BEIRUT: Two people were killed Thursday in clashes south of Beirut involving Hezbollah supporters.
Three more were injured when the fighting erupted in the town of Khaldeh.
The gunfight was sparked after Hezbollah supporters raised a religious banner angering members of local tribes, which support the rival Future Movement.
The fighting escalated into heavy gunfire using light and medium weapons.
The dead were identified as a Lebanese tribesman and a Syrian man. In retaliation, a building containing a supermarket was set on fire.
The situation remained tense for hours, prompting the Lebanese army to send military reinforcements to Khaldeh to restore calm.
Videos showed people attacking passing cars on the road to Khaldeh.
Director-General of Public Security, Major General Abbas Ibrahim mediated talks between Hezbollah and the Future Movement to withdraw the militants from the street.
The Union of Arab Tribes in Lebanon called on “the army leadership and leaders of the security services to intervene to stop the clashes in Khaldeh.”
The Union said it held the political leadership of Hezbollah and the Amal Movement, both Shiite parties, responsible for the escalation.
It warned that the “the tribal areas and Arab tribes in Lebanon would not be a hotbed for directing your political messages and we hold you responsible for every single drop of blood that falls from the Tribes.”
The Union accused the groups of operating outside of the law and acting against the state and its institutions.
The Future Movement, led by the former Sunni Prime Minister Saad Hariri, said the fighting was the result of “intrusive weapons and pointless provocations.”
The party demanded that the army and security forces restored security and safety in the area and arrest “the aggressors.”
The statement called on the Arab tribes in Khaldeh to exercise the “utmost restraint” and work to calm things down while cooperating with the security forces.
Later in the evening tensions had shifted to Beirut amid concern that rival groups may come together in the city’s Hezbollah-dominated southern suburbs and on the highway linking Beirut with southern Lebanon.
Army units opened roads that had been blocked by supporters of the tribes in the Beirut neighborhood of Qasqas, in Naameh to the south of Khaldeh, and in the town of Hayssa in the north.
Lebanon has been tense since a huge explosion of stored chemicals devastated Beirut earlier this month.
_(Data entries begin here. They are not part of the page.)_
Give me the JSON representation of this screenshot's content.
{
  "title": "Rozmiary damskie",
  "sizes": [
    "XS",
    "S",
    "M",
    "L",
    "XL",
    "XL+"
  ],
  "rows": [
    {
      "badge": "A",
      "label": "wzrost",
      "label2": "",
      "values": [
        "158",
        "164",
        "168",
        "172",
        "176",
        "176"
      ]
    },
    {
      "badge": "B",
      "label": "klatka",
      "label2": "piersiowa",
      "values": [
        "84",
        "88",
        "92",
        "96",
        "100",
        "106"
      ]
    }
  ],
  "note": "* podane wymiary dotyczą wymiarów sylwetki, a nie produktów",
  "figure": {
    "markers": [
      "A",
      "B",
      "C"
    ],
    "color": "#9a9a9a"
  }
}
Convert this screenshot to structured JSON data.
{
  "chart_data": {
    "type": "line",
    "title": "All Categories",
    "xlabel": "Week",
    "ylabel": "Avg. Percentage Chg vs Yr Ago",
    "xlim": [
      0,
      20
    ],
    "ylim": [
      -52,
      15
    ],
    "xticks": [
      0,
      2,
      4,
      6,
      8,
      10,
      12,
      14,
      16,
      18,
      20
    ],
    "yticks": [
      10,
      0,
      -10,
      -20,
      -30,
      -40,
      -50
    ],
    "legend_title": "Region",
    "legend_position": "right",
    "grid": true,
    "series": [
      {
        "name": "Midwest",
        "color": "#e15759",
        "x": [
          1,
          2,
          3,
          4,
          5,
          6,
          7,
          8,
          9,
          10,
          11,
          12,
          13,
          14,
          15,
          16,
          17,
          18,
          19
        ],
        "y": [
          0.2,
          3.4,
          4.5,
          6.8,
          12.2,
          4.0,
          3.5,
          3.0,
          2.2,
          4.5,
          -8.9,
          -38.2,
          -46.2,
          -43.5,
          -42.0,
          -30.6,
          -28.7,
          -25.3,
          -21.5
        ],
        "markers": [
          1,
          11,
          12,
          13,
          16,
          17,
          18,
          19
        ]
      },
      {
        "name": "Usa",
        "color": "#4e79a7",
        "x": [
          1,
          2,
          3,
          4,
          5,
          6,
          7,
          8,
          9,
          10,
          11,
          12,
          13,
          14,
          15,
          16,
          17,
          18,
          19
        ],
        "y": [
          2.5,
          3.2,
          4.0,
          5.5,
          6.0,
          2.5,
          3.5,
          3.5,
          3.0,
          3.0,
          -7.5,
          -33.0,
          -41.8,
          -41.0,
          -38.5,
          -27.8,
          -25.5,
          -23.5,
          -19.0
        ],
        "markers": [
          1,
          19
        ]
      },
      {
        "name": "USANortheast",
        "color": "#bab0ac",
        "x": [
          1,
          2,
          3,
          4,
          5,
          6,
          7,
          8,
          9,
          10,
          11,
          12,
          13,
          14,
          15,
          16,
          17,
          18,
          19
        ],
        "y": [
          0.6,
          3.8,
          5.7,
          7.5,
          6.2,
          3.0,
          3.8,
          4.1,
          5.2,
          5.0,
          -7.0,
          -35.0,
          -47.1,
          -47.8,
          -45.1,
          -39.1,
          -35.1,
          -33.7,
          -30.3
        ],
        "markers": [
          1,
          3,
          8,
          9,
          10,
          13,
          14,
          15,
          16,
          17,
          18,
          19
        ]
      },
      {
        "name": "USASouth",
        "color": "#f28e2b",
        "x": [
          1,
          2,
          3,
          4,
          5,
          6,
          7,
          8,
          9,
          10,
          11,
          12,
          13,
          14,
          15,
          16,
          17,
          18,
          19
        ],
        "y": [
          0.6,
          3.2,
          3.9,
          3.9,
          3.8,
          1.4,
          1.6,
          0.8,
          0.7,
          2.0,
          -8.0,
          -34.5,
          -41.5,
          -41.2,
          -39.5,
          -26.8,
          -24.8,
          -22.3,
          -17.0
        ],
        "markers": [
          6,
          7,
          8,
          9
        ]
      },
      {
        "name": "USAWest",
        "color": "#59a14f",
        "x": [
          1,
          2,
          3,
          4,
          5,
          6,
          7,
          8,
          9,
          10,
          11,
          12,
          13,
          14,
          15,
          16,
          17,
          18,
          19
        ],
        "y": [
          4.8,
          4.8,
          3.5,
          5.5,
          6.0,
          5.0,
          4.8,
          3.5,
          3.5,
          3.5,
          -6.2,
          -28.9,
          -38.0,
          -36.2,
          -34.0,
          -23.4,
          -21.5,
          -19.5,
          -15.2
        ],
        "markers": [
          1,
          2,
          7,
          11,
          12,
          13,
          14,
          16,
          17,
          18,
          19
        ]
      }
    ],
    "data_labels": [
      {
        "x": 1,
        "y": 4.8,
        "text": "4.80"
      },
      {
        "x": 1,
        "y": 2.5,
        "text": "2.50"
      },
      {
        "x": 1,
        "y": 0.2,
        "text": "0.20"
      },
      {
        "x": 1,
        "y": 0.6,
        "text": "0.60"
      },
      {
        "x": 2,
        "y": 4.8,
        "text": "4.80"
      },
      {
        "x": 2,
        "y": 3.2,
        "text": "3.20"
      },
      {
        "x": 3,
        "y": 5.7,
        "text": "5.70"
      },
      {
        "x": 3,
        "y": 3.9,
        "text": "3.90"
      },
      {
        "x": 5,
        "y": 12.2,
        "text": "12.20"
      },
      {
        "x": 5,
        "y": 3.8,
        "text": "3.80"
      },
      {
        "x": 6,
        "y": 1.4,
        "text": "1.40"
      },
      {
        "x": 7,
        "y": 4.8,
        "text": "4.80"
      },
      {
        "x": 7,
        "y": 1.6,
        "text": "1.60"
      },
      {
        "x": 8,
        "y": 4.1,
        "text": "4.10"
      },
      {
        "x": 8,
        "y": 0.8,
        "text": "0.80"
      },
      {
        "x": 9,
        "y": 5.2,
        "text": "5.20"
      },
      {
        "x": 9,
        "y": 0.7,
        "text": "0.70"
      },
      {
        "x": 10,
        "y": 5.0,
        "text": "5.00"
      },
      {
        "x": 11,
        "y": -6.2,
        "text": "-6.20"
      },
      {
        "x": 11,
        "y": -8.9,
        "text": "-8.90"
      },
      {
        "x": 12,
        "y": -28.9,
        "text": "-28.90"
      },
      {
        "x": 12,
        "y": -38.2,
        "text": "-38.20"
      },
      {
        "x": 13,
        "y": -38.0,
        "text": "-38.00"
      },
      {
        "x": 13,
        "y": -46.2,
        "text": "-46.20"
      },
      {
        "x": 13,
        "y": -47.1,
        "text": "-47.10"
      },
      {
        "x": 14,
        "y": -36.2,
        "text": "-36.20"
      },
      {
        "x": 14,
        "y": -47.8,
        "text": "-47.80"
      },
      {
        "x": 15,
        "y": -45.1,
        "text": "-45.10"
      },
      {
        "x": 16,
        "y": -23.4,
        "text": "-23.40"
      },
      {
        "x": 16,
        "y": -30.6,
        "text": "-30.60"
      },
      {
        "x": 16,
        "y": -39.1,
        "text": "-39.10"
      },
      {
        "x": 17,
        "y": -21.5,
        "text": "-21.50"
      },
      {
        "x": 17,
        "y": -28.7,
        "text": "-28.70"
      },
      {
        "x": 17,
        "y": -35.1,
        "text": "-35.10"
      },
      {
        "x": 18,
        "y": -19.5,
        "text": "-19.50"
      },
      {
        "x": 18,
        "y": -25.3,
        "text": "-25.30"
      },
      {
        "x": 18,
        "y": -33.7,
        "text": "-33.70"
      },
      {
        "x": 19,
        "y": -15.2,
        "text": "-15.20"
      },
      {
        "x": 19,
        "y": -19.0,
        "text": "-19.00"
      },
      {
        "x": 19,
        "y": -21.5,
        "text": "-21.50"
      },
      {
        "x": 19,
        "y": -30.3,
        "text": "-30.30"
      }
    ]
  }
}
In addition, judges last week delivered the long-awaited verdicts in an international trial into the 2005 assassination of Saad Hariri’s father, Rafik.
Salim Jamil Ayyash, a Hezbollah member, was convicted in absentia of carrying out the bombing that also killed 21 others.
His image was posted by Hezbollah supporters in Khaldeh last week - a provocation to the tribes that support the Future Movement.